When St. Louis won in 2019, they basically ran their opponents into the ground physically. The best example of that was the San Jose Sharks, who did not even have a full roster of players on the bench by the time the series was winding down. St. Louis battered and bruised them so much, they looked like a MASH unit on skates.
However, the Blues started looking for the next Cale Makar. Due to contract negotiations going sour, Alex Pietrangelo was allowed to walk and the Blues brought in Torey Krug. Add him to a unit that had added Justin Faulk and also lost Joel Edmundson and Bouwmeester and you've gotten a lot smaller.
The Blues went too far the other way, too quickly. Meanwhile, Tampa Bay stocked up on gritty players, the Vegas Golden Knights had some monsters on defense and the Florida Panthers got their guys to buy into a Berube-like style that punished their opponents.
Those teams won Cups playing a style and having players like the Blues won with. Meanwhile, the Blues are in the midst of a re-tool and trying to make the playoffs for the first time in two seasons.
Nothing will ever take away the wonderful memories we all had five years ago. It just ended in the most Blues way possible.

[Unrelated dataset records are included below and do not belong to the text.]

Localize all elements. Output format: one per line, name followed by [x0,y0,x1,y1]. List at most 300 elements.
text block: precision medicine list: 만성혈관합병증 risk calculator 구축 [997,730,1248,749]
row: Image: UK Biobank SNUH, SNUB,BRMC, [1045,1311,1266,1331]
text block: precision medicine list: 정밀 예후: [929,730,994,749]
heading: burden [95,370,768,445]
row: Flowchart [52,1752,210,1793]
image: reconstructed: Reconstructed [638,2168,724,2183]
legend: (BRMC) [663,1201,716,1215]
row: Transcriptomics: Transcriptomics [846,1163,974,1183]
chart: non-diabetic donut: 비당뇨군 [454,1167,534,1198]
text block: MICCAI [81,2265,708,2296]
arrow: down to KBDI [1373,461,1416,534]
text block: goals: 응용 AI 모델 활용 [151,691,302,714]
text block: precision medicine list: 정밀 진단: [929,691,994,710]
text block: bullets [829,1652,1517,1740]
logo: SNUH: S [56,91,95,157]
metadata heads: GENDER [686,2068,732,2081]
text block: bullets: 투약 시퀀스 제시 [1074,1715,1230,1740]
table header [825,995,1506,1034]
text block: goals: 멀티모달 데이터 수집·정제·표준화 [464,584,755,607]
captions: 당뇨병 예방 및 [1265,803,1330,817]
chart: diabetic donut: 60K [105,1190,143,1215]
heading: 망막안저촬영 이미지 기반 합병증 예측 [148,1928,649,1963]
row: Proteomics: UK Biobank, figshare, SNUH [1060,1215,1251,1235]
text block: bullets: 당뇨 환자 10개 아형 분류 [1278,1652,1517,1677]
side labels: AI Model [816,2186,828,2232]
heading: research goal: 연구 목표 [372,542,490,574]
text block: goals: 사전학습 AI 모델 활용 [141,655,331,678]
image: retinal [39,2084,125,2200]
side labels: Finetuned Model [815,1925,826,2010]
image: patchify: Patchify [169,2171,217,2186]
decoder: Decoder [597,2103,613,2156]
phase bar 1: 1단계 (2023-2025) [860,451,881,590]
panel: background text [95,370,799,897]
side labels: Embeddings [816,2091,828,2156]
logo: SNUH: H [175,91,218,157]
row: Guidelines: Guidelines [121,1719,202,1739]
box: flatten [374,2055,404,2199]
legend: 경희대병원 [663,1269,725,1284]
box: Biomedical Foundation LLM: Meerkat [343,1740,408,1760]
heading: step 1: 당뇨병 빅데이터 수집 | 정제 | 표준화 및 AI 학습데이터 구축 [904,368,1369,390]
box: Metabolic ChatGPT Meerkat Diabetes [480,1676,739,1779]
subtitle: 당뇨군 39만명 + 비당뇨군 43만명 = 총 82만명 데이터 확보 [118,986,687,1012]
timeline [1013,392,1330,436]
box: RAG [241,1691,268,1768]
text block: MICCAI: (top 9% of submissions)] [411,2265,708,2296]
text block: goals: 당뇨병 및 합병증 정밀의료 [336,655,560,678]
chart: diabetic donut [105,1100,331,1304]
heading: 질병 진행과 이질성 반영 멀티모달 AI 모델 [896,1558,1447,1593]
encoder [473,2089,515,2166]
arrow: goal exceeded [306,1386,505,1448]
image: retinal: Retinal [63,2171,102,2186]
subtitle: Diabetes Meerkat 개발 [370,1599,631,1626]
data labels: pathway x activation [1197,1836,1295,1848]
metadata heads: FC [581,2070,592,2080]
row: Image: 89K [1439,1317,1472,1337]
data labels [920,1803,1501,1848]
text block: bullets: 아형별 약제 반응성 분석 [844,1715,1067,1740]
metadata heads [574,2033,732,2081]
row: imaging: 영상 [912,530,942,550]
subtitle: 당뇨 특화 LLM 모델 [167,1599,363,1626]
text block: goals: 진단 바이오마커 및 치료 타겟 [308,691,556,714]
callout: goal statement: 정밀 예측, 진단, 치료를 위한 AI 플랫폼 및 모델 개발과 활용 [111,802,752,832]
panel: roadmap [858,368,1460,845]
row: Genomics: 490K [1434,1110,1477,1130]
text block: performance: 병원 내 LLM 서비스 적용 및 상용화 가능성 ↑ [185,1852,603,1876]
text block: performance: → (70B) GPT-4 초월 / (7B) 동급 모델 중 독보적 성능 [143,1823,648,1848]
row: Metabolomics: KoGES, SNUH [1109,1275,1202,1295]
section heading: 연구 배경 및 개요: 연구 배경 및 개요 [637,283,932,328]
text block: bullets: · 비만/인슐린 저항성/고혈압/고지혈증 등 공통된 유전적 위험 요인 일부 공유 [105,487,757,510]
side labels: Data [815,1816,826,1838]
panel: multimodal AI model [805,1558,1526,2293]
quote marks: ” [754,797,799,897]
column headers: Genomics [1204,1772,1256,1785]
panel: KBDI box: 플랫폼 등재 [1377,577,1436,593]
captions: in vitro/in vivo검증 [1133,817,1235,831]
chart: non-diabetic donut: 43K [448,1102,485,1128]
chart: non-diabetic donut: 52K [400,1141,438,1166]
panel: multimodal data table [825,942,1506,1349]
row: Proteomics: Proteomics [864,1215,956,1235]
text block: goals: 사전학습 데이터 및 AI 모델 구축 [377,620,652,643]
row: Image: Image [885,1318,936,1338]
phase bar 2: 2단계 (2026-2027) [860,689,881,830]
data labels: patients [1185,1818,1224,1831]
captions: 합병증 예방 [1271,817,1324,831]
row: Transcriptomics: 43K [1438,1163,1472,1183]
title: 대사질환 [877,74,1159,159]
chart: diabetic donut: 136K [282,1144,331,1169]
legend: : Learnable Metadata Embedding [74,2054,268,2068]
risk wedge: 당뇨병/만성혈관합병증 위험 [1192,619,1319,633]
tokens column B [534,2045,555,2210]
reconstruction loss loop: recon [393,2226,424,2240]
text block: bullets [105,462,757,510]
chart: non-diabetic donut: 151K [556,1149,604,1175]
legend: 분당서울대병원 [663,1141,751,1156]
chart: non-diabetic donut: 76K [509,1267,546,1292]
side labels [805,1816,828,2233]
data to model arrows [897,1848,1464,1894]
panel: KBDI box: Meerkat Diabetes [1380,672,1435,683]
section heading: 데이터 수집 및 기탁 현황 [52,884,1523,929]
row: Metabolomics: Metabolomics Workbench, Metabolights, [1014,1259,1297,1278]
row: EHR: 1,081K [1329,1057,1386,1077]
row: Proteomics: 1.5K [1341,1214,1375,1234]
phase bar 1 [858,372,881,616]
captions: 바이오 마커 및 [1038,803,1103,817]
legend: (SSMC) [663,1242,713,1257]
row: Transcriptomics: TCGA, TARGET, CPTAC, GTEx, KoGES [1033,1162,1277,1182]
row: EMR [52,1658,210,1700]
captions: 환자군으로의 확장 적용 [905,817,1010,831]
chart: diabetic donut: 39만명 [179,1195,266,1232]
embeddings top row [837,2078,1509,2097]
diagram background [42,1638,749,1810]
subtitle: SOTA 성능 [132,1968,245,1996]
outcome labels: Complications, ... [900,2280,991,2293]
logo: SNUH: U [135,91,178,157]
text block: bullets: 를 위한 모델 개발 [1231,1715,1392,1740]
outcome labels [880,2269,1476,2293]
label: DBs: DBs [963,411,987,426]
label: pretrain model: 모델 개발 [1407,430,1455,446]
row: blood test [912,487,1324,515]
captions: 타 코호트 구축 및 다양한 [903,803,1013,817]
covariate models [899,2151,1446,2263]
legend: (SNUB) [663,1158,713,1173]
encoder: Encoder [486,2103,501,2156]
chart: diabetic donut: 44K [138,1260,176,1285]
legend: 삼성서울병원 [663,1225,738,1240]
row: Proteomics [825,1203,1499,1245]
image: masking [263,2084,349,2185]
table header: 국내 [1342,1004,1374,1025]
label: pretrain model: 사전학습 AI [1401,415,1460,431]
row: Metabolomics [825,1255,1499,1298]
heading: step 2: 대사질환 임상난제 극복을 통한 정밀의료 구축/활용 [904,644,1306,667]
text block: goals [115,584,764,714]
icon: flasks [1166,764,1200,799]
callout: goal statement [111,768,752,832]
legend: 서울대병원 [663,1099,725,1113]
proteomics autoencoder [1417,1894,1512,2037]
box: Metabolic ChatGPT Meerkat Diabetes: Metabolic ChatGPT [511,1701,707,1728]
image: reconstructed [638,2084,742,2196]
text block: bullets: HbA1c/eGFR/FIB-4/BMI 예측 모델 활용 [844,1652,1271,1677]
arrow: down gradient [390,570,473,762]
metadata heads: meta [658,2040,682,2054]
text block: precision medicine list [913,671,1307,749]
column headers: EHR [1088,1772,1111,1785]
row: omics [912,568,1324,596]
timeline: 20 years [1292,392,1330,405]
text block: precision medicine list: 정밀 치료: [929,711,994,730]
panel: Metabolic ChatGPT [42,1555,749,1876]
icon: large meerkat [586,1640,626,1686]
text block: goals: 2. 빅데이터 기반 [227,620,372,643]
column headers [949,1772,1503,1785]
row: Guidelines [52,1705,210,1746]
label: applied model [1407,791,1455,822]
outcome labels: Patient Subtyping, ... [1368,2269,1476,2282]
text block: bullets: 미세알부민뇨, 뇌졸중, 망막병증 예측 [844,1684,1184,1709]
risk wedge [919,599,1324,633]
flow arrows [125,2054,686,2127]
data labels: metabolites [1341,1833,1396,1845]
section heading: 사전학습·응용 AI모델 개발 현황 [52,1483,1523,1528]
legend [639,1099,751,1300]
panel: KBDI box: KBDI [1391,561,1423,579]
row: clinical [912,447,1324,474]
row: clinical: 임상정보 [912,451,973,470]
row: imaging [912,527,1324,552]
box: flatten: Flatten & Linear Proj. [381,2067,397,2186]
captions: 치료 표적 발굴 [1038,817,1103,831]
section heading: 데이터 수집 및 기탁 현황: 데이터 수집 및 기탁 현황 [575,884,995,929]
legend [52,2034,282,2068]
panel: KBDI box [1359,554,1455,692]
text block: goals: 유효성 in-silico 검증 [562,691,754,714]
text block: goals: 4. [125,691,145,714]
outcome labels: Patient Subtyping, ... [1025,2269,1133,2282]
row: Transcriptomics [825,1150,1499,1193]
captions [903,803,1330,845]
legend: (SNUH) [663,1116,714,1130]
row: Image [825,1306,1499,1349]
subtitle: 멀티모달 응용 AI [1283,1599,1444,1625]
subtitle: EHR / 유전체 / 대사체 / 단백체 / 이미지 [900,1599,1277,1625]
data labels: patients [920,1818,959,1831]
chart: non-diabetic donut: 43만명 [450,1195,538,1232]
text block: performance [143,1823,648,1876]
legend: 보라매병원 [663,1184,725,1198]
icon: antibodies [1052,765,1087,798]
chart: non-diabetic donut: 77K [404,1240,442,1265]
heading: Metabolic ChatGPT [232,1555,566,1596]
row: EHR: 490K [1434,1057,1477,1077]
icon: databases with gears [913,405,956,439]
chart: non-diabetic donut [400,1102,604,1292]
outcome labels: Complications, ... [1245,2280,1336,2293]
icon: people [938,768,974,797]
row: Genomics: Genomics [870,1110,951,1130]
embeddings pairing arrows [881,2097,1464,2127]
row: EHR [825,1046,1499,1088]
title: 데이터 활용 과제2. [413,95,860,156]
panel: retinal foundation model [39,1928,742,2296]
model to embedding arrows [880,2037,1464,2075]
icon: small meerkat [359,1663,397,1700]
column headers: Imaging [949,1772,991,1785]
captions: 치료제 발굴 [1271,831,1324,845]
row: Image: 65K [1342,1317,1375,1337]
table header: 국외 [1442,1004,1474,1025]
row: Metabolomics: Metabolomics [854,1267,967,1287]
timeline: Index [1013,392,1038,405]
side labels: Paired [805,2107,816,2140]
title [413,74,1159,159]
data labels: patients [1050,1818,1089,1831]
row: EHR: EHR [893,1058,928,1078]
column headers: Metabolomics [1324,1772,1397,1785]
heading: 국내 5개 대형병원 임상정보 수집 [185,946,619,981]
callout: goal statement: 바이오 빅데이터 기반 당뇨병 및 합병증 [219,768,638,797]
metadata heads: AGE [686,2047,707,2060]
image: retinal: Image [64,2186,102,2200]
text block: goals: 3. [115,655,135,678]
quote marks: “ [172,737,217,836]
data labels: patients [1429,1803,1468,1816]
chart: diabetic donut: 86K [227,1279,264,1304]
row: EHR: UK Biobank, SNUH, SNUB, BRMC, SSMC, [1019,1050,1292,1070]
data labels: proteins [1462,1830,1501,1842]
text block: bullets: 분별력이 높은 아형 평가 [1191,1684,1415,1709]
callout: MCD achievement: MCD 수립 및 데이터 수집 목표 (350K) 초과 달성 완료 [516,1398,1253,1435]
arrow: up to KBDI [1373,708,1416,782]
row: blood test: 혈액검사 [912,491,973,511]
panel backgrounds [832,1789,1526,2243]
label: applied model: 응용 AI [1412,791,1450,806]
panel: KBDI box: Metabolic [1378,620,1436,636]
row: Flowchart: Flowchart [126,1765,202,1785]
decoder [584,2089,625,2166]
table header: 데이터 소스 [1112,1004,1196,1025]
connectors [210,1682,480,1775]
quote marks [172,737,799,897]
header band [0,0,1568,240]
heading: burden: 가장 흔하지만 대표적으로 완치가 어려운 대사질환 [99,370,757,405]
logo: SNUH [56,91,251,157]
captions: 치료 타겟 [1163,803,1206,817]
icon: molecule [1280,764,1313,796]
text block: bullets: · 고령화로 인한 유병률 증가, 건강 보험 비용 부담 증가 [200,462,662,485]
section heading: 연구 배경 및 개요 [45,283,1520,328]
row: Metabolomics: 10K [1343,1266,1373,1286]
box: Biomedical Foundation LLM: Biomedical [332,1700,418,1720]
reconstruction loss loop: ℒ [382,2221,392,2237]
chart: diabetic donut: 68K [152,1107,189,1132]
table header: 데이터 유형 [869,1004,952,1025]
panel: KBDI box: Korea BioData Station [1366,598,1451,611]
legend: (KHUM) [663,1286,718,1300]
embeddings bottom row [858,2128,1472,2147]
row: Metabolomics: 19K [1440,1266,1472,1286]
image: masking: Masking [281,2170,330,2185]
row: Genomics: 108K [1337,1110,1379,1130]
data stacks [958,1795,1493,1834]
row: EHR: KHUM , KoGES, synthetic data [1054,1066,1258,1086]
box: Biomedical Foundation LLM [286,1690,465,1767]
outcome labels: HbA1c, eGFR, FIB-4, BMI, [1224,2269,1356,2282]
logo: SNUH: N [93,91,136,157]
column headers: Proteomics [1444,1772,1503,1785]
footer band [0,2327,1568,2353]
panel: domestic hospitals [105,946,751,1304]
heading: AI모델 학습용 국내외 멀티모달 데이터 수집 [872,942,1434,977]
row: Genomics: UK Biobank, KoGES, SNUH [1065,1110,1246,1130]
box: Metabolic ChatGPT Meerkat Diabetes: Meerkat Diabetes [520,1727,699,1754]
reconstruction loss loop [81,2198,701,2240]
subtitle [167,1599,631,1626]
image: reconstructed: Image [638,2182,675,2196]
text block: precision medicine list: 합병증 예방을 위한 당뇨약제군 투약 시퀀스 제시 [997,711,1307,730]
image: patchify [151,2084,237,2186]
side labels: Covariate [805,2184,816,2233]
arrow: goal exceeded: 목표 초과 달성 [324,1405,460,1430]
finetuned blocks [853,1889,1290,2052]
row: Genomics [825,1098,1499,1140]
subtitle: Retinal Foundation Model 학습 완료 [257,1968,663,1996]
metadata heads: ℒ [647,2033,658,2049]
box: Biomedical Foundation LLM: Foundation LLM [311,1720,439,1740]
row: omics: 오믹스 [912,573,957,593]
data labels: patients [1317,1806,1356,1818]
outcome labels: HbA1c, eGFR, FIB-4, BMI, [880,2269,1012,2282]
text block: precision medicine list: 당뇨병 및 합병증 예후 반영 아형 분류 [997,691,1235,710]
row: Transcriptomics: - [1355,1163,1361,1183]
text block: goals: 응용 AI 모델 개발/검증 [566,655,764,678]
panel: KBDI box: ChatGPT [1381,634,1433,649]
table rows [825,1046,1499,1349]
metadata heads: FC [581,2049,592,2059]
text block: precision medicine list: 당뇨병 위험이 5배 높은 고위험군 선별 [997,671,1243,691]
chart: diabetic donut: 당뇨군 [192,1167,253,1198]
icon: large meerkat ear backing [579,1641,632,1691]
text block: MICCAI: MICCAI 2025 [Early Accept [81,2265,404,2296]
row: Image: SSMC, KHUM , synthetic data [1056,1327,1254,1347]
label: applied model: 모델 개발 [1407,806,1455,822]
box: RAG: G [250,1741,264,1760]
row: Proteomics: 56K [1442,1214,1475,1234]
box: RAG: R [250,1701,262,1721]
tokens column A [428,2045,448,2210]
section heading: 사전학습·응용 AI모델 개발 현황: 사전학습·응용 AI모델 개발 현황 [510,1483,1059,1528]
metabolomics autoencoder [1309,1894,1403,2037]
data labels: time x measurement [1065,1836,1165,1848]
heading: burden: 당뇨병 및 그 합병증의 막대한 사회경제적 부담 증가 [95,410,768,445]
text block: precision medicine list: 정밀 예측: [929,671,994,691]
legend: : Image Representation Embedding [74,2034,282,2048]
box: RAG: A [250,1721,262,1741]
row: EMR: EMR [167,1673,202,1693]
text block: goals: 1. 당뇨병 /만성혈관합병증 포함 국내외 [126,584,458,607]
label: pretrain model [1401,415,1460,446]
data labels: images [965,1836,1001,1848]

You had a team that could have, and I believe would have, repeated as champion and it's taken away by a pandemic. You have a style of play that fits the coach and was proven to win a championship if you play that way in the playoffs, but one of the best GM's in the league tried to copy instead of letting other teams copy him.
The Blues had a steady, if not borderline dominating defensive unit and they lose a key player to a health condition and got a lot smaller for the sake of puck movement. The franchise mishandled the surgery and rehab of one of their prime goal scorers and that relationship was eventually pushed past the point of no return. Instead of having someone that might challenge for the all-time goals total, you have to trade that guy away to start a retool.
Almost everything has been stripped away. Only Jordan Binnington, Brayden Schenn, Robert Thomas, and Oskar Sundqvist remain.
Sunny got traded and returned, Thomas was a part of that championship team but now the team is depending on him. Schenn is the team captain, but you feel like he's on the backside of his career even though he's not that old. Binnington is a whipping boy online, but he's the only one keeping the team in games when the defense is pourous.
These kinds of things happen to a lot of franchises, but it just felt like the Blues were poised for more. We had dreams of being the next LA Kings or Chicago Blackhawks where, even if the Blues didn't repeat, we would challenge for another Cup or two over the course of five or six years.
Instead, five years later, we are arguing whether the Blues can even make the playoffs. Being a championship contender is a far-off dream at the moment.
The Blues will eventually return to their perennial playoff contender status, but who knows if they'll ever be that kind of championship contender again. It took over 50 years to win the first, so let's hope it's not another 50 before we get a second.
For now, just remember those fond moments. Five years isn't that long, but it feels both like yesterday and also a lifetime ago when we think of that fantastic feeling.